• Mon. Feb 6th, 2023



A Solar Forecast With Good News for Civilization as We Know It

The sun is beginning to perk up again.

An international panel of scientists announced on Tuesday that the sun had emerged from the quietest part of its 11-year sunspot cycle and had now entered the 25th numbered cycle. (The numbering of sunspot cycles goes back to 1755.)

The researchers predicted that the forthcoming cycle would be a pretty quiet one.

Solar scientists track the cycle through the ebb and flow in the number of sunspots, which reflects the level of ferocity in the sun’s magnetic fields. Sunspots can shoot out bursts of radiation called solar flares as well as giant eruptions of particles known as coronal mass ejections. If a giant coronal mass ejection hit Earth, it could upend modern civilization, knocking out satellites and inflicting continentwide blackouts.

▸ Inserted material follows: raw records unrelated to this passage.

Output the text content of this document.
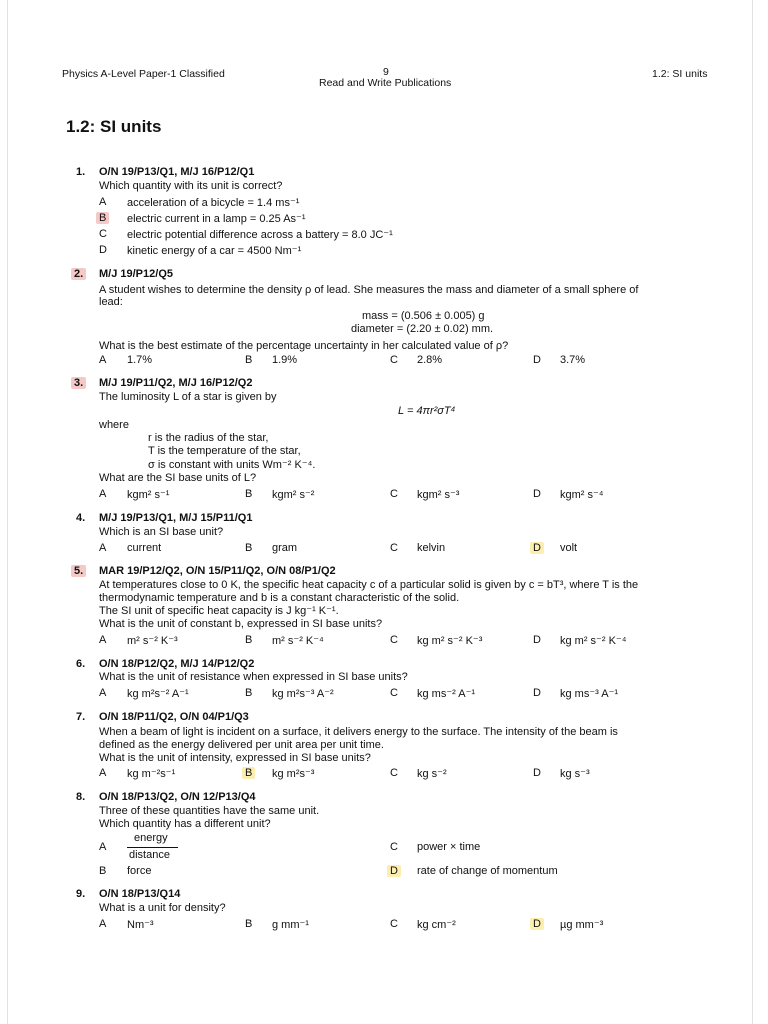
Physics A-Level Paper-1 Classified	9
Read and Write Publications
1.2: SI units
1.2: SI units
1. O/N 19/P13/Q1, M/J 16/P12/Q1
Which quantity with its unit is correct?
A acceleration of a bicycle = 1.4 ms⁻¹
B electric current in a lamp = 0.25 As⁻¹
C electric potential difference across a battery = 8.0 JC⁻¹
D kinetic energy of a car = 4500 Nm⁻¹
2. M/J 19/P12/Q5
A student wishes to determine the density ρ of lead. She measures the mass and diameter of a small sphere of
lead:
mass = (0.506 ± 0.005) g
diameter = (2.20 ± 0.02) mm.
What is the best estimate of the percentage uncertainty in her calculated value of ρ?
A 1.7%	B 1.9%	C 2.8%	D 3.7%
3. M/J 19/P11/Q2, M/J 16/P12/Q2
The luminosity L of a star is given by
L = 4πr²σT⁴
where
r is the radius of the star,
T is the temperature of the star,
σ is constant with units Wm⁻² K⁻⁴.
What are the SI base units of L?
A kgm² s⁻¹	B kgm² s⁻²	C kgm² s⁻³	D kgm² s⁻⁴
4. M/J 19/P13/Q1, M/J 15/P11/Q1
Which is an SI base unit?
A current	B gram	C kelvin	D volt
5. MAR 19/P12/Q2, O/N 15/P11/Q2, O/N 08/P1/Q2
At temperatures close to 0 K, the specific heat capacity c of a particular solid is given by c = bT³, where T is the
thermodynamic temperature and b is a constant characteristic of the solid.
The SI unit of specific heat capacity is J kg⁻¹ K⁻¹.
What is the unit of constant b, expressed in SI base units?
A m² s⁻² K⁻³	B m² s⁻² K⁻⁴	C kg m² s⁻² K⁻³	D kg m² s⁻² K⁻⁴
6. O/N 18/P12/Q2, M/J 14/P12/Q2
What is the unit of resistance when expressed in SI base units?
A kg m²s⁻² A⁻¹	B kg m²s⁻³ A⁻²	C kg ms⁻² A⁻¹	D kg ms⁻³ A⁻¹
7. O/N 18/P11/Q2, O/N 04/P1/Q3
When a beam of light is incident on a surface, it delivers energy to the surface. The intensity of the beam is
defined as the energy delivered per unit area per unit time.
What is the unit of intensity, expressed in SI base units?
A kg m⁻²s⁻¹	B kg m²s⁻³	C kg s⁻²	D kg s⁻³
8. O/N 18/P13/Q2, O/N 12/P13/Q4
Three of these quantities have the same unit.
Which quantity has a different unit?
A
energy
distance
B force
C power × time
D rate of change of momentum
9. O/N 18/P13/Q14
What is a unit for density?
A Nm⁻³	B g mm⁻¹	C kg cm⁻²	D µg mm⁻³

Such a solar explosion in 1859, known as the Carrington event, disrupted telegraph systems. Today, the world is more electrically interconnected, and giant transformers that are part of power grids are thought to be particularly vulnerable.

Just as economists wait months to declare the start or end of a recession, scientists delay such pronouncements for solar cycles, because they average the sunspot numbers over 13 months to avoid being fooled by short-term fluctuations in the sun’s activity. Nine months ago, in December, the sunspot cycle reached its calmest state.

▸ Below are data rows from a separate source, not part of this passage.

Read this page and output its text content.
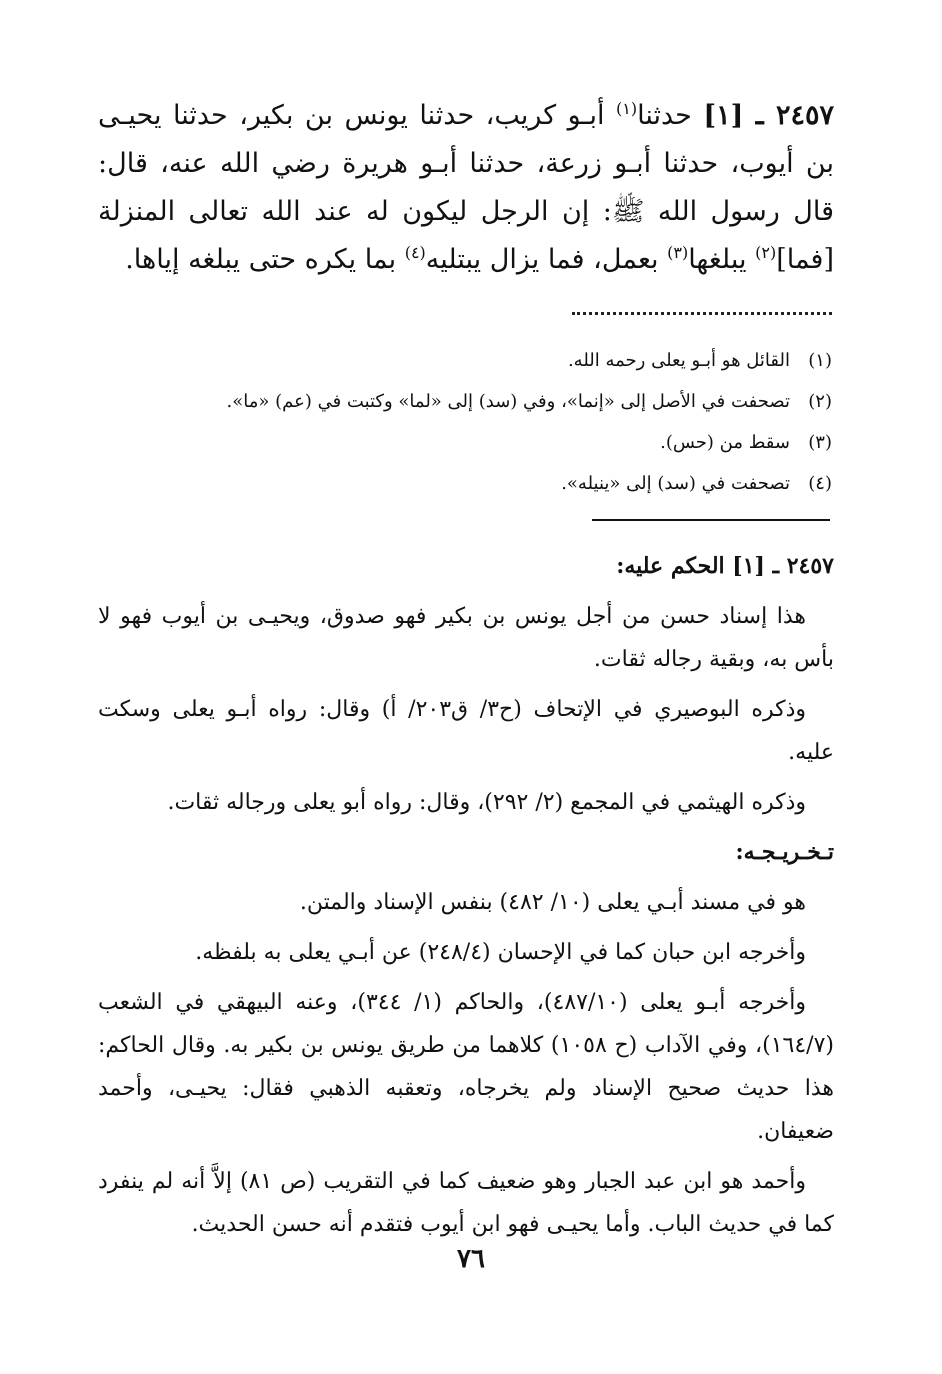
٢٤٥٧ ـ [١] حدثنا$^{(١)}$ أبـو كريب، حدثنا يونس بن بكير، حدثنا يحيـى بن أيوب، حدثنا أبـو زرعة، حدثنا أبـو هريرة رضي الله عنه، قال: قال رسول الله ﷺ: إن الرجل ليكون له عند الله تعالى المنزلة [فما]$^{(٢)}$ يبلغها$^{(٣)}$ بعمل، فما يزال يبتليه$^{(٤)}$ بما يكره حتى يبلغه إياها.

(١)
القائل هو أبـو يعلى رحمه الله.
(٢)
تصحفت في الأصل إلى «إنما»، وفي (سد) إلى «لما» وكتبت في (عم) «ما».
(٣)
سقط من (حس).
(٤)
تصحفت في (سد) إلى «ينيله».

٢٤٥٧ ـ [١] الحكم عليه:

هذا إسناد حسن من أجل يونس بن بكير فهو صدوق، ويحيـى بن أيوب فهو لا بأس به، وبقية رجاله ثقات.

وذكره البوصيري في الإتحاف (ح٣/ ق٢٠٣/ أ) وقال: رواه أبـو يعلى وسكت عليه.

وذكره الهيثمي في المجمع (٢/ ٢٩٢)، وقال: رواه أبو يعلى ورجاله ثقات.

تـخـريـجـه:

هو في مسند أبـي يعلى (١٠/ ٤٨٢) بنفس الإسناد والمتن.

وأخرجه ابن حبان كما في الإحسان (٢٤٨/٤) عن أبـي يعلى به بلفظه.

وأخرجه أبـو يعلى (٤٨٧/١٠)، والحاكم (١/ ٣٤٤)، وعنه البيهقي في الشعب (١٦٤/٧)، وفي الآداب (ح ١٠٥٨) كلاهما من طريق يونس بن بكير به. وقال الحاكم: هذا حديث صحيح الإسناد ولم يخرجاه، وتعقبه الذهبي فقال: يحيـى، وأحمد ضعيفان.

وأحمد هو ابن عبد الجبار وهو ضعيف كما في التقريب (ص ٨١) إلاَّ أنه لم ينفرد كما في حديث الباب. وأما يحيـى فهو ابن أيوب فتقدم أنه حسن الحديث.

٧٦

“We’ve gotten very good at modeling the evolution of the polar magnetic fields,” Dr. Upton said. “This is one of the best indicators for the amplitude of the coming cycle and was one of the main features that the prediction panel looked at.”

She said there were other indicators that this cycle would remain quiet, including a large number of spotless days during the solar minimum. But if in the coming months the sunspot cycle ramps up faster than expected, that will be a sign that perhaps the experts underestimated the coming cycle’s intensity, she said.

Even during weaker solar cycles, the sun can unleash gigantic explosions. In 2012, an eruption rivaling the Carrington event erupted off the sun’s surface — but fortunately it was not aimed at Earth.

Still, a quieter sun increases the odds that our planet will not be struck by a solar cataclysm in the next 11 years.